Quantification of the Relative z‑Polarized Electromagnetic Field Contribution and Associated Investigation of Asymmetric Shape of Layer Breathing Mode from Au Nanoparticle–Graphene–Au Thin Film Junctions
journal contributionposted on 03.04.2014 by Won-Hwa Park
Any type of content formally published in an academic journal, usually following a peer-review process.
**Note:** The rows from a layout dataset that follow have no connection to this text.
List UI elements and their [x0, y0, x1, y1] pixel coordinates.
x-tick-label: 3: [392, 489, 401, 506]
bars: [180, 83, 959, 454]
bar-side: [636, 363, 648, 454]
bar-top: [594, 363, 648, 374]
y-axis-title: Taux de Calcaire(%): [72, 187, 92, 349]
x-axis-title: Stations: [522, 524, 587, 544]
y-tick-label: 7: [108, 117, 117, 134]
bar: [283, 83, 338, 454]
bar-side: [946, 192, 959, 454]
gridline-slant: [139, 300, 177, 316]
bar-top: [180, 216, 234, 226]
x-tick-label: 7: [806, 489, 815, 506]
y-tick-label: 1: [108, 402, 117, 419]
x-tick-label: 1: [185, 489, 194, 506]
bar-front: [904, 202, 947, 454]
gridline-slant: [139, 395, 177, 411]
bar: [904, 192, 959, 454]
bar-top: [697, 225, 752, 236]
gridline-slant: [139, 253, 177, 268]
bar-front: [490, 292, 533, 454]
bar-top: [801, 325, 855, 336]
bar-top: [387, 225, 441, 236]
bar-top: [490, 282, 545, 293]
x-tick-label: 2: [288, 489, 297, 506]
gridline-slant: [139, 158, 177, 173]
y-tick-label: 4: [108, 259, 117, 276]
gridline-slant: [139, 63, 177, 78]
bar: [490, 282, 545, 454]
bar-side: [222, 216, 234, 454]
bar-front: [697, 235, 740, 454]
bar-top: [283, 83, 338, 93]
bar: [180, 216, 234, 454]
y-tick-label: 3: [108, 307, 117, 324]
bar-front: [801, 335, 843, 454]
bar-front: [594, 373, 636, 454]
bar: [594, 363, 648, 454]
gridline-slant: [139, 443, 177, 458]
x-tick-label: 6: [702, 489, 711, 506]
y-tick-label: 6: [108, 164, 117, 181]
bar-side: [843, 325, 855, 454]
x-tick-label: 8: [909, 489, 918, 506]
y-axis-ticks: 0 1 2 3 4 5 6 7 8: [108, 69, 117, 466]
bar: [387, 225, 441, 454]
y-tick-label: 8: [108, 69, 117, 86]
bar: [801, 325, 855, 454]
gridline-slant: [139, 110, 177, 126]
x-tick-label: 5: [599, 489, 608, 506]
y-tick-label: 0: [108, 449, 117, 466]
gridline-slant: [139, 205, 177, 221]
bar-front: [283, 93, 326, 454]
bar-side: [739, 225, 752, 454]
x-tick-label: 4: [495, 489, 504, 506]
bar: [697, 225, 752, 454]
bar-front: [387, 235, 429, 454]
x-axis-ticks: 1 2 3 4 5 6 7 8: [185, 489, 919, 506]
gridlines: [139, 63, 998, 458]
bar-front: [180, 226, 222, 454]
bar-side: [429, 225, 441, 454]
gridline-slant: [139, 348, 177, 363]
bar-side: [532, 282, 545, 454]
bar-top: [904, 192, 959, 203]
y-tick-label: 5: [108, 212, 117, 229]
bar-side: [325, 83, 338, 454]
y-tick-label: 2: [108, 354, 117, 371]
Simultaneous utilization of both in-plane and out-of-plane phonon vibration of graphene sandwiched between a Au nanoparticle (NP) and Au TF junction can have a significant role in quantifying the z-polarized electromagnetic (EM) field contribution. The layer breathing mode (LBM), which involves the relative displacement of the individual graphene layers in the graphene sheet in the normal directions, can be exclusively observed at Au NP–Au TF junctions. By employing the ILBM/I2D value at each junction, the author can show that a nearly 50–70-times stronger z-polarized EM contribution is present at Au NP–Au TF junctions. Additionally, the author can also determine that a Au NP with a truncated shape shows a relatively ∼1.3-times higher z-polarized EM contribution than a Au NP with a spherical shape because of the higher density of the pointed part from the truncated Au NP. Furthermore, the author reveals the evolution of the asymmetric shape of the LBM peak with increasing z-polarized EM strength. The increase of the full width at half-maximum (fwhm) from the major LBM and the correlated blue shift of the minor LBM with increasing z-polarized EM contribution imply that the degree of coupling between highly localized electrons and low-energy phonons from graphene along the z axis might be reflected and that of the additional n-doped status of graphene stemming from the relatively higher electron density at truncated sites within Au NP might also be reflected. The author is currently developing this surface-enhanced-Raman-scattering- (SERS-) based nanometrology as a more facile optical characterization tool, especially for exploring out-of-plane phonon vibration of various 2D materials.